With the strengthening of measures taken in recent years for preventing enviromental distruption by noxious effluents released to atmosphere, there have been increasingly severe restrictions imposed by law on the amounts of noxious components of exhaust gases of motor vehicles. The cope with this situation, prescription has been designed in formulating requirements to be satisfied by internal combustion engines, particularly for use in motor vehicles, for the purpose of eliminating the problem of air pollution by the exhaust gases of motor vehicles. However, a difficulty has been experienced in meeting the conflicting demands to reduce air-polluting constituents of exhaust gases on one hand and to improve the performance of a motor vehicles and decrease the fuel consumption thereof on the other. As a means for satisfying these conditions, carburetors which have a great deal to do with the combustion of fuel in the engines have come to attract the attention of those concerned in the motor vehicle industry. More specifically research has in recent years been conducted in various countries on carburetors for effecting incresed vaporization of fuel and stabilization of a flow of mixture of atomized fuel particles and air from the carburetor to the engine.

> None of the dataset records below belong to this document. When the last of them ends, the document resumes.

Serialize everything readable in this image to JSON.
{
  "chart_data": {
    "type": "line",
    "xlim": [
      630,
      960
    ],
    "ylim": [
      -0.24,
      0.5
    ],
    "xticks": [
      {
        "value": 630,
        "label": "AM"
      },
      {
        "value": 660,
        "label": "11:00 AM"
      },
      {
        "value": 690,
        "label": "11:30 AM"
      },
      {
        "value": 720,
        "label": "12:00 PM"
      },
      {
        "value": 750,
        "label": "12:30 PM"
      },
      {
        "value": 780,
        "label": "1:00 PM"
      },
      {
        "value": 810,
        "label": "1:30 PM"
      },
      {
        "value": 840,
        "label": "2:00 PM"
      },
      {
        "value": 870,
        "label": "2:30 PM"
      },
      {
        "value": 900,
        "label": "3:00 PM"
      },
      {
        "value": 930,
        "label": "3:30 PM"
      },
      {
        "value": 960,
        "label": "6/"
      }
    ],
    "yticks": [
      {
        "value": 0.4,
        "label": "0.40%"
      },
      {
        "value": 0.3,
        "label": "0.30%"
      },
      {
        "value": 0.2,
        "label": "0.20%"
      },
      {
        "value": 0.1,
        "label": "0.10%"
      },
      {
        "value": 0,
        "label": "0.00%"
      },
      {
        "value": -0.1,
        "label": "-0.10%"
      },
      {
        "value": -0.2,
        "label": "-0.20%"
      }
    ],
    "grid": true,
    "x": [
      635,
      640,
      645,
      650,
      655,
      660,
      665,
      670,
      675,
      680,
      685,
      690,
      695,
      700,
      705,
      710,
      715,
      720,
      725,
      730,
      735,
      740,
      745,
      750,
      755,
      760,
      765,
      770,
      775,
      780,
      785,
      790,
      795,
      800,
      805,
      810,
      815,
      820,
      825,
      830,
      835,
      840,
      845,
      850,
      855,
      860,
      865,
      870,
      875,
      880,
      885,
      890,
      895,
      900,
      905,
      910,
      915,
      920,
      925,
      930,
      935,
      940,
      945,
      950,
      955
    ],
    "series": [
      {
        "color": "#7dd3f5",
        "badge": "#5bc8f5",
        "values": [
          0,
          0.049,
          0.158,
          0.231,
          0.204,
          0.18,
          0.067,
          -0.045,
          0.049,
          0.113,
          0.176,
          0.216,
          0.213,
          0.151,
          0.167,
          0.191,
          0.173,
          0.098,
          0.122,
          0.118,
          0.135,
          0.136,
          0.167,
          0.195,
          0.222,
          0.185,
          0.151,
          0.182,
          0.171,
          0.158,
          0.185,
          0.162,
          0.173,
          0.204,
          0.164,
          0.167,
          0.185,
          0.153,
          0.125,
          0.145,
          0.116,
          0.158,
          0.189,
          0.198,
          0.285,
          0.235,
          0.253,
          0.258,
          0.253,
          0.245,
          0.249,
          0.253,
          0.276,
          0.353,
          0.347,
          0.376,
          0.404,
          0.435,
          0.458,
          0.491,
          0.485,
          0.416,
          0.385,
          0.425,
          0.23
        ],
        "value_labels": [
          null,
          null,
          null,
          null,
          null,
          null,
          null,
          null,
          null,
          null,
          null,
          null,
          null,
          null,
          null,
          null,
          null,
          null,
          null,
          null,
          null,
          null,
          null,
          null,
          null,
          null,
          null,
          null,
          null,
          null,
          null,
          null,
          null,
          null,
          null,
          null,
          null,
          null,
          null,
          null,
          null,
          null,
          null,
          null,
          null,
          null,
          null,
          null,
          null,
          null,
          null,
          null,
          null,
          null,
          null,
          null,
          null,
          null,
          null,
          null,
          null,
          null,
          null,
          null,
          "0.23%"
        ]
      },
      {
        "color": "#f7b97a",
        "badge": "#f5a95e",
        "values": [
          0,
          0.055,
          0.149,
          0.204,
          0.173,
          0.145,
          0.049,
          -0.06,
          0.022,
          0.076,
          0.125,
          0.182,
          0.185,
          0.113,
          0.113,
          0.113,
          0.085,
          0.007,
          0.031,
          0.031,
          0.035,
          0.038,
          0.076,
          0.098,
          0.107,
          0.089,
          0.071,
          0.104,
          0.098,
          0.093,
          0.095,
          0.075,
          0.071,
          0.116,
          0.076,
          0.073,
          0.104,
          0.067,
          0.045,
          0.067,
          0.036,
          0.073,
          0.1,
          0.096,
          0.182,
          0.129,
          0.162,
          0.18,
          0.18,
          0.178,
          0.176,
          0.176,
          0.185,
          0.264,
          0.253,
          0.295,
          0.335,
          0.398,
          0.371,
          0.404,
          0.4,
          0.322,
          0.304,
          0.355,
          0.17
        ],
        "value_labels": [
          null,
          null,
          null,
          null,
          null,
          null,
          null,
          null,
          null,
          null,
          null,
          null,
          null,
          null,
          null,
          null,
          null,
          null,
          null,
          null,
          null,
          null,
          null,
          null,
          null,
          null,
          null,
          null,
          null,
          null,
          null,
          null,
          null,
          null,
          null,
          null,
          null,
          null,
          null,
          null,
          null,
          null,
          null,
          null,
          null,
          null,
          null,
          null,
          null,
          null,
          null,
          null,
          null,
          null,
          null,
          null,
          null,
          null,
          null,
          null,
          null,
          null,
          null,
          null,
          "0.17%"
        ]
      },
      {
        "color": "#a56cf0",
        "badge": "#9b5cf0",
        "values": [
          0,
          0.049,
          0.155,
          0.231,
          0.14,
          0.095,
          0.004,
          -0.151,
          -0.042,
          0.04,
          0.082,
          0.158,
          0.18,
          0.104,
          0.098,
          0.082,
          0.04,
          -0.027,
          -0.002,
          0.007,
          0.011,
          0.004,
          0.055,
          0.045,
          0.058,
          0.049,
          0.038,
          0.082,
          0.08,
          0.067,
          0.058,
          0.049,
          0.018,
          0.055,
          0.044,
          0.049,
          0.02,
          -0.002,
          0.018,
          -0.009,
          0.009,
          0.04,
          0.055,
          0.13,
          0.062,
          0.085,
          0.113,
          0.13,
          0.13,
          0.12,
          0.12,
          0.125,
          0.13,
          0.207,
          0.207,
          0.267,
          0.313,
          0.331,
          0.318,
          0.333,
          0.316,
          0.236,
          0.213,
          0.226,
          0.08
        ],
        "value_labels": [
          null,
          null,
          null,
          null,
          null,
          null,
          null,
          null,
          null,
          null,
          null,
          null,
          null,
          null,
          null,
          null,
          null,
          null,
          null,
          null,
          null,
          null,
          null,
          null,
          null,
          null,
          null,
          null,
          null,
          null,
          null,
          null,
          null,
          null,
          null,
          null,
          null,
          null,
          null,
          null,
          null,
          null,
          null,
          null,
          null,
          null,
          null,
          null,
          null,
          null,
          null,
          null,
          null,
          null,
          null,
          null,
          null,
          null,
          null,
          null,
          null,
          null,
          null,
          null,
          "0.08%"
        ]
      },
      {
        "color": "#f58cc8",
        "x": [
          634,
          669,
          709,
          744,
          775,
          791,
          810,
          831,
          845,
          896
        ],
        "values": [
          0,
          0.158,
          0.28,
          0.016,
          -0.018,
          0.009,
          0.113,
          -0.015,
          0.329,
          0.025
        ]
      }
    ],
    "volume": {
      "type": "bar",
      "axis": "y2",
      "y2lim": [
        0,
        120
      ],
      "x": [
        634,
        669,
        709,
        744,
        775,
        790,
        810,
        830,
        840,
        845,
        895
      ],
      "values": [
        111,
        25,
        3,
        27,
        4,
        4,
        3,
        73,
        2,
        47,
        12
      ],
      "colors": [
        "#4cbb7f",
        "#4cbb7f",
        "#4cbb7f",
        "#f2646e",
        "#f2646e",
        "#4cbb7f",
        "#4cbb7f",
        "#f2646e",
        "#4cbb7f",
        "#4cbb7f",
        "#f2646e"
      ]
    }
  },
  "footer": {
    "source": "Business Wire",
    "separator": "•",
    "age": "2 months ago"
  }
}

Of all the types of carburetors now in use, a carburetor which have been most favored are of the type which uses what is referred to as an air fuel mixing tube which is a metal tube formed therein with many apertures and arranged in the fuel passage at a level lower than the fuel level in the fuel passage for ejecting air through the apertures in order to convert fuel into atomized particles. Various programs have been under way to conduct studies on the number and position of the air ejecting apertures so as to provide improvements in this type of carburetors. However, a flow of fuel to the engine still tends to become an intermittent flow at the time the engine is started or abruptly accelerated and the fuel begins to gush out, and the particles of fuel are still large in size. As a result, the air-polluting constituents of exhaust gases are still large in amounts.